To show that \(2 + \sqrt{5}\) is an irrational number, we can use a proof by contradiction. Let's assume the opposite: that \(2 + \sqrt{5}\) is a rational number.
Definition of Rational Numbers
A rational number can be expressed as the fraction of two integers, where the denominator is not zero. So, we can write:
2 + √5 = a/b
where \(a\) and \(b\) are integers and \(b \neq 0\).
Isolating the Square Root
Next, we can rearrange this equation to isolate \(\sqrt{5}\):
√5 = (a/b) - 2
Now, we can express \(2\) as a fraction:
√5 = (a - 2b)/b
Analyzing the Expression
The right side of the equation, \((a - 2b)/b\), is a fraction of two integers, which means it is rational.
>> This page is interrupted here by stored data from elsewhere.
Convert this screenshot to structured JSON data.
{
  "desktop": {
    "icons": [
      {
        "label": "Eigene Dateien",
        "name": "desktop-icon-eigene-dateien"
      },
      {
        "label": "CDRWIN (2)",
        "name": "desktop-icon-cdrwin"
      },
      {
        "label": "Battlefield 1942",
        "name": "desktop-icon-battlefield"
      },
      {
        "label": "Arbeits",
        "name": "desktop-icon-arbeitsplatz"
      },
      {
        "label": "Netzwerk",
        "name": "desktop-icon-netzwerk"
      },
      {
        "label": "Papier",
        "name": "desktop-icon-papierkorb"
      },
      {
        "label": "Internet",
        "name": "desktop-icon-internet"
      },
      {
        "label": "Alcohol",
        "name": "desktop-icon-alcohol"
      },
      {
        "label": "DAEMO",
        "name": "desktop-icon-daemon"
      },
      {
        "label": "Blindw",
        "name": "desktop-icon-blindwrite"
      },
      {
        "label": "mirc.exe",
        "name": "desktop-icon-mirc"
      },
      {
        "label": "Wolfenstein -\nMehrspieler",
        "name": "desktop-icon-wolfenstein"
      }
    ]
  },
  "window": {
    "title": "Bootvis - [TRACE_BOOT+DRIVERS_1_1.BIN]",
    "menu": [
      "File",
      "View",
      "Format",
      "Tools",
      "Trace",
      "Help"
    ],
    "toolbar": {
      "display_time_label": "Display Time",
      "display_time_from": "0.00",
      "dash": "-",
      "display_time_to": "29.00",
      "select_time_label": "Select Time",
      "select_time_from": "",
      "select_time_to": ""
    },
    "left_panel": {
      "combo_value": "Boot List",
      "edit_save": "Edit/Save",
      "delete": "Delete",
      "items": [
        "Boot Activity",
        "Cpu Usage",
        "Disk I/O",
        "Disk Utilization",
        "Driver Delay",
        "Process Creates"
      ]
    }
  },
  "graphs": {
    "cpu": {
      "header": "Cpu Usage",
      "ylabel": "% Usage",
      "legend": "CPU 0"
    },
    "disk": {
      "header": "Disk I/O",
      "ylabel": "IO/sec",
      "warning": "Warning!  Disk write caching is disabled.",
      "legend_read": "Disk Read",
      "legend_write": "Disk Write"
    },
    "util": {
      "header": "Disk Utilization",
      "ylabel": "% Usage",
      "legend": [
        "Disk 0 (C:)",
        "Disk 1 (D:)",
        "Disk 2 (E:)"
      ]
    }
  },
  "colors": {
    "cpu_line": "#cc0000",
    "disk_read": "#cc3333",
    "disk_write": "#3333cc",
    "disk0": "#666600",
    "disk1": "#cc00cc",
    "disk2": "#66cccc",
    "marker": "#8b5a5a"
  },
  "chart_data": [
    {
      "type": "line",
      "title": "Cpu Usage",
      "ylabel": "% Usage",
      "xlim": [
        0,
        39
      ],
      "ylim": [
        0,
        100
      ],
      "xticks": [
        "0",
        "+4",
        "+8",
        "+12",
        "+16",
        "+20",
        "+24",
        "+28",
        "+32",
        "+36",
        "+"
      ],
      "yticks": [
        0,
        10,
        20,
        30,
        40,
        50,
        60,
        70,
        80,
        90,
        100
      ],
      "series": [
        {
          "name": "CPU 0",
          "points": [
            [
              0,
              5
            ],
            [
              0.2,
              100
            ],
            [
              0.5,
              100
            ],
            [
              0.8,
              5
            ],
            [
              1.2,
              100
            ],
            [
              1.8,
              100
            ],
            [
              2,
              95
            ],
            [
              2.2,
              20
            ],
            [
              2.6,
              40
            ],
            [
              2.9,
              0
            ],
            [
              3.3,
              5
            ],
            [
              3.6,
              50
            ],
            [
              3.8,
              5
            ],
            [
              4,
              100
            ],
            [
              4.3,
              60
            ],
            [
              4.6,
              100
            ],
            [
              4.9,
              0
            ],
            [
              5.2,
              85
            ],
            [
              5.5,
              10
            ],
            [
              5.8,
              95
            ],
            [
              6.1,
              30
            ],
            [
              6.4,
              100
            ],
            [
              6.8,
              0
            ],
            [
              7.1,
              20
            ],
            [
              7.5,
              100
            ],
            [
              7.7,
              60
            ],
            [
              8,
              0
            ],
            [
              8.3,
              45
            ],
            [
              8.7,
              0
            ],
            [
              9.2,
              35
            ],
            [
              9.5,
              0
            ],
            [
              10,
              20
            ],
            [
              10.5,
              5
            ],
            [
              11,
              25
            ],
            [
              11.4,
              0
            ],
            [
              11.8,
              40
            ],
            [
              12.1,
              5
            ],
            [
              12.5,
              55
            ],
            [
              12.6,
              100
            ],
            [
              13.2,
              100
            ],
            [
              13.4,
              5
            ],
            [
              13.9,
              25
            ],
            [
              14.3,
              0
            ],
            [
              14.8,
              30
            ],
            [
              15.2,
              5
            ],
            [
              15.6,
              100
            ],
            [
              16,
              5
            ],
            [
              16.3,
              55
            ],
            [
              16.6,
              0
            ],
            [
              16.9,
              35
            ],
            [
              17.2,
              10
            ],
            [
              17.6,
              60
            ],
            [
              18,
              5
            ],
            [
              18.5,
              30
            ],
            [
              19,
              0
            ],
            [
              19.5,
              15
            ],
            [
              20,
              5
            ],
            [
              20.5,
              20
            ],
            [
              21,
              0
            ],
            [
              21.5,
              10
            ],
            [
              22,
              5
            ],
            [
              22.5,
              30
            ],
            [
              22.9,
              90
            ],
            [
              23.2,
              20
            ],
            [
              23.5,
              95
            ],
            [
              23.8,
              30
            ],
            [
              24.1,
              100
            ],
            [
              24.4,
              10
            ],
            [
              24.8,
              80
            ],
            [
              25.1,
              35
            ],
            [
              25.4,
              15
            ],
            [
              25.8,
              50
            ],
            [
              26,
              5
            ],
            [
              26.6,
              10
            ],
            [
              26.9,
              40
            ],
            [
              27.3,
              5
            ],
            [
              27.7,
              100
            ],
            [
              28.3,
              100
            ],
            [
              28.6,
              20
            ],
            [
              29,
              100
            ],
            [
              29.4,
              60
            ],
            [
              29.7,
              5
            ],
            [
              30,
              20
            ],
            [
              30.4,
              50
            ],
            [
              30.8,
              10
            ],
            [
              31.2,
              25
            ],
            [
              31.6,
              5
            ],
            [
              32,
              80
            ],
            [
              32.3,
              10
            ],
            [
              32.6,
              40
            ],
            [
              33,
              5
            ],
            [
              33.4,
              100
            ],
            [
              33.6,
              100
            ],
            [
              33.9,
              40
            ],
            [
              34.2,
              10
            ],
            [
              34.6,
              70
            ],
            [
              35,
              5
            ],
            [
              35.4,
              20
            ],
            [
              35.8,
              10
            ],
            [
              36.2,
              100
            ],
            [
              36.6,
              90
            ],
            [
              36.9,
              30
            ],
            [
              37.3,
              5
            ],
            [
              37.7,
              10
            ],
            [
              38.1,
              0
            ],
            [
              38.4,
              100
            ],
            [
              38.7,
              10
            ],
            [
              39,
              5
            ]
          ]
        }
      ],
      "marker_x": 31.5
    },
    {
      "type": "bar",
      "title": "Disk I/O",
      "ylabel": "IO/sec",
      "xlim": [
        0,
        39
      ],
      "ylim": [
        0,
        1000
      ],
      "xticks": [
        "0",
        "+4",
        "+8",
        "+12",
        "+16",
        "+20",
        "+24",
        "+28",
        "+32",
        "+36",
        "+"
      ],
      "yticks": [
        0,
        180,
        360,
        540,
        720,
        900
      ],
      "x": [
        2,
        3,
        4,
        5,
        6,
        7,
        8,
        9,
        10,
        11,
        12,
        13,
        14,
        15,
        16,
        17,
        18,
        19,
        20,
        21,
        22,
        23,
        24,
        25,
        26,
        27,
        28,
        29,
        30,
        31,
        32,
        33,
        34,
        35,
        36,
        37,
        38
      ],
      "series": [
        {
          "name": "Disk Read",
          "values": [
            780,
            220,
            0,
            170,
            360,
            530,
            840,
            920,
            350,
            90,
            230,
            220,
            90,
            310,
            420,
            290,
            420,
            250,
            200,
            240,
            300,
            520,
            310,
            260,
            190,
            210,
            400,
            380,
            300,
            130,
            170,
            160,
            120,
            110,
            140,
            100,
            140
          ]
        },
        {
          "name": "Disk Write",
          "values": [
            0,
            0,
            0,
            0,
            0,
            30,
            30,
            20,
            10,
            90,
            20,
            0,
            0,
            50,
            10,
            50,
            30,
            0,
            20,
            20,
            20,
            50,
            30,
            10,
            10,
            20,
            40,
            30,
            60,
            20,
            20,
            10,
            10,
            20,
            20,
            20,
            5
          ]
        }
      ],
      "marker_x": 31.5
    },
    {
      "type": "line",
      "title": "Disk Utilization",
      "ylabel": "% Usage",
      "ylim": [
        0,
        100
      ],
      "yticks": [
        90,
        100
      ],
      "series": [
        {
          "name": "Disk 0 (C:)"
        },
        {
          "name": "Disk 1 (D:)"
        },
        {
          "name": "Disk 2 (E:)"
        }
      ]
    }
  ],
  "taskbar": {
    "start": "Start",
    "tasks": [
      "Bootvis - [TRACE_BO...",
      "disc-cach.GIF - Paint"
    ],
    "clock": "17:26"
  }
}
Therefore, we have:
√5 is rational.
Contradiction with Known Facts
However, it is a well-established fact that \(\sqrt{5}\) is an irrational number. This creates a contradiction because we cannot have both \(\sqrt{5}\) being rational and irrational at the same time.
Final Thoughts
Since our initial assumption that \(2 + \sqrt{5}\) is rational leads to a contradiction, we conclude that:
2 + √5 is indeed an irrational number.